The box in the picture appears to be one previously used for another purpose. It also appears that it was compressed, indicating inadequate internal fill or material. How that used box was determined as "weighted for an 80lbs maximum" ('maximum' is the key word) was speculative, if not possible at all. Numbers on the rating seal indicate edge crush resistance when new and have nothing to do with weight capacity. For fifty pounds, that rating should be 275ECT. With it being 50 pound of glass, the shipment should have either been double boxed or split into lighter weight shipments. Was there a minimum of 2-3" of space between the vases and the sides of the box? Were the vases in their own individual boxes? If not, were the vases filled with peanuts or bubble wrap so as to prevent them from becoming the internal support structure of the heavy shipment? Was each vase wrapped in atleast two layers of 1/2" bubble? And even if they were, FIFTY POUNDS??

At fifty pounds, the bubbles on the plastic wrap will pop under the weight, protecting the glass with only a plastic sheet. With inadequate padding, a vase would easily break. When a vase breaks, the collapsed space (if there was no fill in it) caused movement inside the box.
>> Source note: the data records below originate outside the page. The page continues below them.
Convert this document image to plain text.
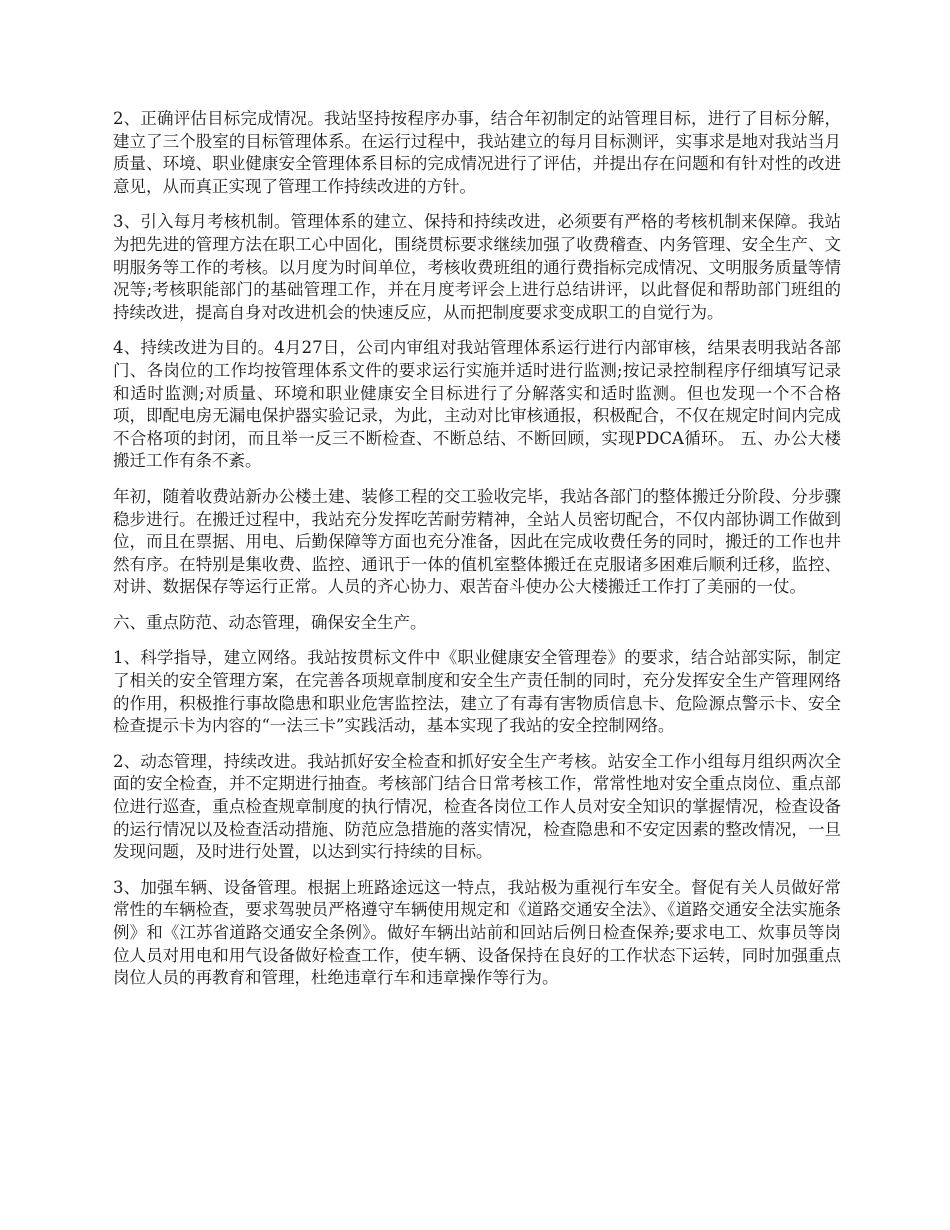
2、正确评估目标完成情况。我站坚持按程序办事，结合年初制定的站管理目标，进行了目标分解，建立了三个股室的目标管理体系。在运行过程中，我站建立的每月目标测评，实事求是地对我站当月质量、环境、职业健康安全管理体系目标的完成情况进行了评估，并提出存在问题和有针对性的改进意见，从而真正实现了管理工作持续改进的方针。

3、引入每月考核机制。管理体系的建立、保持和持续改进，必须要有严格的考核机制来保障。我站为把先进的管理方法在职工心中固化，围绕贯标要求继续加强了收费稽查、内务管理、安全生产、文明服务等工作的考核。以月度为时间单位，考核收费班组的通行费指标完成情况、文明服务质量等情况等;考核职能部门的基础管理工作，并在月度考评会上进行总结讲评，以此督促和帮助部门班组的持续改进，提高自身对改进机会的快速反应，从而把制度要求变成职工的自觉行为。

4、持续改进为目的。4月27日，公司内审组对我站管理体系运行进行内部审核，结果表明我站各部门、各岗位的工作均按管理体系文件的要求运行实施并适时进行监测;按记录控制程序仔细填写记录和适时监测;对质量、环境和职业健康安全目标进行了分解落实和适时监测。但也发现一个不合格项，即配电房无漏电保护器实验记录，为此，主动对比审核通报，积极配合，不仅在规定时间内完成不合格项的封闭，而且举一反三不断检查、不断总结、不断回顾，实现PDCA循环。 五、办公大楼搬迁工作有条不紊。

年初，随着收费站新办公楼土建、装修工程的交工验收完毕，我站各部门的整体搬迁分阶段、分步骤稳步进行。在搬迁过程中，我站充分发挥吃苦耐劳精神，全站人员密切配合，不仅内部协调工作做到位，而且在票据、用电、后勤保障等方面也充分准备，因此在完成收费任务的同时，搬迁的工作也井然有序。在特别是集收费、监控、通讯于一体的值机室整体搬迁在克服诸多困难后顺利迁移，监控、对讲、数据保存等运行正常。人员的齐心协力、艰苦奋斗使办公大楼搬迁工作打了美丽的一仗。

六、重点防范、动态管理，确保安全生产。

1、科学指导，建立网络。我站按贯标文件中《职业健康安全管理卷》的要求，结合站部实际，制定了相关的安全管理方案，在完善各项规章制度和安全生产责任制的同时，充分发挥安全生产管理网络的作用，积极推行事故隐患和职业危害监控法，建立了有毒有害物质信息卡、危险源点警示卡、安全检查提示卡为内容的“一法三卡”实践活动，基本实现了我站的安全控制网络。

2、动态管理，持续改进。我站抓好安全检查和抓好安全生产考核。站安全工作小组每月组织两次全面的安全检查，并不定期进行抽查。考核部门结合日常考核工作，常常性地对安全重点岗位、重点部位进行巡查，重点检查规章制度的执行情况，检查各岗位工作人员对安全知识的掌握情况，检查设备的运行情况以及检查活动措施、防范应急措施的落实情况，检查隐患和不安定因素的整改情况，一旦发现问题，及时进行处置，以达到实行持续的目标。

3、加强车辆、设备管理。根据上班路途远这一特点，我站极为重视行车安全。督促有关人员做好常常性的车辆检查，要求驾驶员严格遵守车辆使用规定和《道路交通安全法》、《道路交通安全法实施条例》和《江苏省道路交通安全条例》。做好车辆出站前和回站后例日检查保养;要求电工、炊事员等岗位人员对用电和用气设备做好检查工作，使车辆、设备保持在良好的工作状态下运转，同时加强重点岗位人员的再教育和管理，杜绝违章行车和违章操作等行为。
The large box, since it was large and heavy, also will sit on the bottom of other packages. With the space developing inside, the cardboard can handle little pressure on the outside without compressing. Internal contents will also shift and may promote further breakage.

Regardless of where the fault lies, the delay of one of three boxes was caused by this phenomenon. Accountabilty is as much a responsibility of the packaging person as it is with the shipper. That independently owned UPS Store operates the same as your local homeowners or car insurance agent. They neither packaged the shipment nor shipped it. Most problems are resolved to the satisfaction of the customer but, obviously, there are cases that will not be. The information they gather is not a UPS Store's decision, but they get the joy of being on the receiving end of frustrated customers.

I operate a facility that ships with all available carriers, including FedEx and USPS. I've been in business for over a decade. If those vases were packed here and similar shipped every single week, we would not have had a single broken vase...ever. There is a reason for that. We merely package to the shipping guidelines. Glassware takes significant time and materials. If a customer wants to do it safely themselves, just pack it the same. If still confused, ask that UPS Store for a copy of the claim denial. It the same as the copy that would have come from FedEx. The form defines where the guidelines were not met. It will also give suggestions as to how to meet those guidelines, which should be applied for any carrier chosen for future shipping.